Beuys war ein Künstler, der in die Breite der Gesellschaft wirken wollte, einer, der gesellschaftliche Prozesse in Gang setzen wollte. Das ist wohl die Ironie der Geschichte: Heute wird Joseph Beuys von einem eher elitären Kreis des Bildungsbürgertums rezipiert; für die breite Masse ist er bloß der komische Kerl mit der Fettecke, der immer diesen Hut aufhatte. Die Holzkisten-Multiples "Intuition", die er für acht D-Mark das Stück massenweise unters Volks brachte, sind heute kaum mehr unter 700 Euro zu haben.
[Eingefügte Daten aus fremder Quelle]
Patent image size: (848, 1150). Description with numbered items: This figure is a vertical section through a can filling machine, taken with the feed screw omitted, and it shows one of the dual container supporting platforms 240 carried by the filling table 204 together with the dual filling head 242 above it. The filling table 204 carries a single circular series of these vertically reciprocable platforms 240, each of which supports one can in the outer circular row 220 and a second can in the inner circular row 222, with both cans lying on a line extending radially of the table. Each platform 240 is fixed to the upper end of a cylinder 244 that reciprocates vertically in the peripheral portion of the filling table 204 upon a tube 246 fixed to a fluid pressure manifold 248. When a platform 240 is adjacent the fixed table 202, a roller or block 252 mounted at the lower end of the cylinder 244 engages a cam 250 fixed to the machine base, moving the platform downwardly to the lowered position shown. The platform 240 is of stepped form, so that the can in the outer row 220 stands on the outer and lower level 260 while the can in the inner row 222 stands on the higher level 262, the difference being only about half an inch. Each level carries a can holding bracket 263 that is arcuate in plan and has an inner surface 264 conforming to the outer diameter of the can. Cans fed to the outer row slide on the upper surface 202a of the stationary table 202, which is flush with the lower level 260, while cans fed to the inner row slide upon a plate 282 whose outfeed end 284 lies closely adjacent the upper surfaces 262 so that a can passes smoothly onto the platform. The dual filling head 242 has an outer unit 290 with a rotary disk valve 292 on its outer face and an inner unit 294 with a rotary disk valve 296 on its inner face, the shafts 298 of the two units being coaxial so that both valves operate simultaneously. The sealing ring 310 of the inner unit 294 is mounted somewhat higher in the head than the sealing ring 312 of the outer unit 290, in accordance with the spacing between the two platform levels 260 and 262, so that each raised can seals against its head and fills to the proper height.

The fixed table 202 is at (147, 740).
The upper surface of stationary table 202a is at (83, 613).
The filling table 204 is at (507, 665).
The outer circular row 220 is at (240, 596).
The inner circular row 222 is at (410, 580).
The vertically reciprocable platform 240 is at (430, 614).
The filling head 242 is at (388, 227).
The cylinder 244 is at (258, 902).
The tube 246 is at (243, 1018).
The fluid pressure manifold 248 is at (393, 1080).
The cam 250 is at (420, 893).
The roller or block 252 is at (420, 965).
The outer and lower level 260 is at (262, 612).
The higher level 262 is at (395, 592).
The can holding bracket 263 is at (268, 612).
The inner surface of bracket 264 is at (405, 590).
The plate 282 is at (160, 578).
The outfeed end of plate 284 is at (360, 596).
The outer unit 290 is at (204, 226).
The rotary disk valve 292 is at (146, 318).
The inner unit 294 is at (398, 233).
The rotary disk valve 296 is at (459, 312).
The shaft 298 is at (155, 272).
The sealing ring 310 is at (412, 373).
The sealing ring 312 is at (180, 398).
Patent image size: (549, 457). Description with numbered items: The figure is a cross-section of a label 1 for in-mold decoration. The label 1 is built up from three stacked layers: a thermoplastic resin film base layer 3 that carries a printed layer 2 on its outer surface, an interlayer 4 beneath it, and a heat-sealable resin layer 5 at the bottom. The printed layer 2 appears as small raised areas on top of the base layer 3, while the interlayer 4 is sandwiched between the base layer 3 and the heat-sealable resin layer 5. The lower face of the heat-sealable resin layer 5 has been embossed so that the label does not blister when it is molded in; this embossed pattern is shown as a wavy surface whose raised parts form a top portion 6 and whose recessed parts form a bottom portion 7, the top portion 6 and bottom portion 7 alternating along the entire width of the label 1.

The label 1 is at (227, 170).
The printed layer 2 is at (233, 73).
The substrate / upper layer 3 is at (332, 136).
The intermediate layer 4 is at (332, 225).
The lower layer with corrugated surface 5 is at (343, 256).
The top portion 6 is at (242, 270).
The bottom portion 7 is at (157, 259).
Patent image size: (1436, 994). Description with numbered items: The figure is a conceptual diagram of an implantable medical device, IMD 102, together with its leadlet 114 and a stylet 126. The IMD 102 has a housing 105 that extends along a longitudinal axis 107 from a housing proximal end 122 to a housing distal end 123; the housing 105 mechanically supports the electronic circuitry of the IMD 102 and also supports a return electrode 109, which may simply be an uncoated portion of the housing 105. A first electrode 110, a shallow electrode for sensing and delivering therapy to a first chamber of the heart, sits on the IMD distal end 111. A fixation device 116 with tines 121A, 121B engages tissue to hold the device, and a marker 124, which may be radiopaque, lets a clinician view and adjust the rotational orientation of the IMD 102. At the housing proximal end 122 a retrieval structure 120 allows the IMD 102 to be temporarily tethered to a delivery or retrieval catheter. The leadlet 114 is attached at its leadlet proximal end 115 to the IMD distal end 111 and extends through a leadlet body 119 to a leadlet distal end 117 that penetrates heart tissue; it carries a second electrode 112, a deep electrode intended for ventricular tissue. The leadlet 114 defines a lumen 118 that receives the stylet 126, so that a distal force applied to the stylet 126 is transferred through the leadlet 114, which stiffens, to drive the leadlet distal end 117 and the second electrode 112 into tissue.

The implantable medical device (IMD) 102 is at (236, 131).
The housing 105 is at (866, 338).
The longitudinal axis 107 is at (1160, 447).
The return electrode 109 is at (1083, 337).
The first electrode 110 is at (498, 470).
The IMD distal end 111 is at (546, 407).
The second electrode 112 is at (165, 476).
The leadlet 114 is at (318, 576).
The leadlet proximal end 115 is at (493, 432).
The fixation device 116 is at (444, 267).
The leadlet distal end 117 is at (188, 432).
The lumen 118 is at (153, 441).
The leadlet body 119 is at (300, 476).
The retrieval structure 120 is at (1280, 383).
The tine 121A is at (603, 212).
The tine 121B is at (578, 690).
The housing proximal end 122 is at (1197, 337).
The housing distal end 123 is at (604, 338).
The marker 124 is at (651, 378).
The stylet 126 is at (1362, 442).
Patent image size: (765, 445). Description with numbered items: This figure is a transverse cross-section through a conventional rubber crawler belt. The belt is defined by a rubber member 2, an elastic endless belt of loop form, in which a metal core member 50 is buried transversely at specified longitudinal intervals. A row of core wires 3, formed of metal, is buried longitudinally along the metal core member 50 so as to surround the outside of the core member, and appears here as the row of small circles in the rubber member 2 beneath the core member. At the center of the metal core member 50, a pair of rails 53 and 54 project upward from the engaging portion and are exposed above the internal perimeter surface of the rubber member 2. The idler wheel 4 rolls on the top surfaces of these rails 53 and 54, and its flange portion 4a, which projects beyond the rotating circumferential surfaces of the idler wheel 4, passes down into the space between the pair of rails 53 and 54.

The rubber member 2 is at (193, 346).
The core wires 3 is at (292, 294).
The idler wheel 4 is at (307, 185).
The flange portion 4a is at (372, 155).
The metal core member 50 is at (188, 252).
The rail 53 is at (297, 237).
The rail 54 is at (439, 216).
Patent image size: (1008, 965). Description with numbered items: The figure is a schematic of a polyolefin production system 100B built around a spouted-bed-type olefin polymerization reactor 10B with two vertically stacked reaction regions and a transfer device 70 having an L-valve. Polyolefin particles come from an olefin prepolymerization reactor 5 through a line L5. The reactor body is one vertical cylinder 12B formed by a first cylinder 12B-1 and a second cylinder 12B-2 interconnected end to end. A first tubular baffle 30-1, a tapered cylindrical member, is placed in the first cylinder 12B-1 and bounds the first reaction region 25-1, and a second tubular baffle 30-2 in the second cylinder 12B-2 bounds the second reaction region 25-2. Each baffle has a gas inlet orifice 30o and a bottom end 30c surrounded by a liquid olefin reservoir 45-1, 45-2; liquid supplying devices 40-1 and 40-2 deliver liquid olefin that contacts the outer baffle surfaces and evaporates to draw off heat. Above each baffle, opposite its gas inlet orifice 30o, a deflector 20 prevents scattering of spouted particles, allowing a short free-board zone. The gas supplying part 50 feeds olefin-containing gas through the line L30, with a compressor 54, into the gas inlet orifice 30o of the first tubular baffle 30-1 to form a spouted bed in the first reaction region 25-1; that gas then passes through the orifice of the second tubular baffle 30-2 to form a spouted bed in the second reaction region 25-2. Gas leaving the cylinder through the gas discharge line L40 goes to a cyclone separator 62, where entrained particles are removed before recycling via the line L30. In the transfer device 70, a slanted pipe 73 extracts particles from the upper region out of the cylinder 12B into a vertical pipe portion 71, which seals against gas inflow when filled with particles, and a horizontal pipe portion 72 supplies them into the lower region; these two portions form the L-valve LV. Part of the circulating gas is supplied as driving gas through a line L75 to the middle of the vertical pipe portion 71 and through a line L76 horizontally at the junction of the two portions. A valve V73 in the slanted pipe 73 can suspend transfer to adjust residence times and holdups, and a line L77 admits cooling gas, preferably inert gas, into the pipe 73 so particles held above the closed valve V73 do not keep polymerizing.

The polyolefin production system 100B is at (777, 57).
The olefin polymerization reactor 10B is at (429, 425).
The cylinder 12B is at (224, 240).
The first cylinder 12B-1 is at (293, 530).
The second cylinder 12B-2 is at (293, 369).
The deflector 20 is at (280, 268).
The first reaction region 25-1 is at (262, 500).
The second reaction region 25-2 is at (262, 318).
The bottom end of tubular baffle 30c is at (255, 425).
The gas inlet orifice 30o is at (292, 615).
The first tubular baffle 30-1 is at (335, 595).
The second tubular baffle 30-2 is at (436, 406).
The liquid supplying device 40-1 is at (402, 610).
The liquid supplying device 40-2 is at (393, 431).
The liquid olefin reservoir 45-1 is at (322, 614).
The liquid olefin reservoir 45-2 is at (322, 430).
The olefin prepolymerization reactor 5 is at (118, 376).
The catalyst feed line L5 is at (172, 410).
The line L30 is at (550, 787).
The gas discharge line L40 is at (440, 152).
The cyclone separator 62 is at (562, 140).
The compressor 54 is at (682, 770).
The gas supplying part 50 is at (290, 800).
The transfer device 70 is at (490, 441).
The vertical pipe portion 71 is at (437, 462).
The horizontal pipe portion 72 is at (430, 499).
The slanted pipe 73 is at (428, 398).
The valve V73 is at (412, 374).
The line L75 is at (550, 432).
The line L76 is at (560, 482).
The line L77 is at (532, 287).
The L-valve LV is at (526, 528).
Einen Großteil der Beuys-Werke in Dachau kann man kaufen, und tatsächlich spaziert auch immer wieder jemand mit einer Druckgrafik unterm Arm hinaus. "Es läuft kommerziell ganz gut", sagt Lochner. "Einige Blätter sind schon verkauft." Besonders gefragt sind der kleinformatige "Hase", "Materie" und die "Toten Hirsche", die, obwohl nur in Umrissen gezeichnet, einem geradewegs in die Augen zu blicken scheinen.

Inzwischen war auch Dachaus Oberbürgermeister Florian Hartmann in der Beuys-Ausstellung. "Dass das Ehepaar Ursula und Josef Lochner und der Förderverein Wasserturm einen riesigen Aufwand betreiben, um Werke so berühmter Künstler wie Beuys und ein wenig später Markus Lüpertz in Dachau auszustellen, und zwar kostenlos für die Besucher, das verdient große Anerkennung", schreibt er in der neuen Ausgabe des Dachauer Bürgermagazins. "Solche Menschen, solche Macher sind es, die unsere Stadt lebendig machen und sie gesellschaftlich und kulturell bereichern.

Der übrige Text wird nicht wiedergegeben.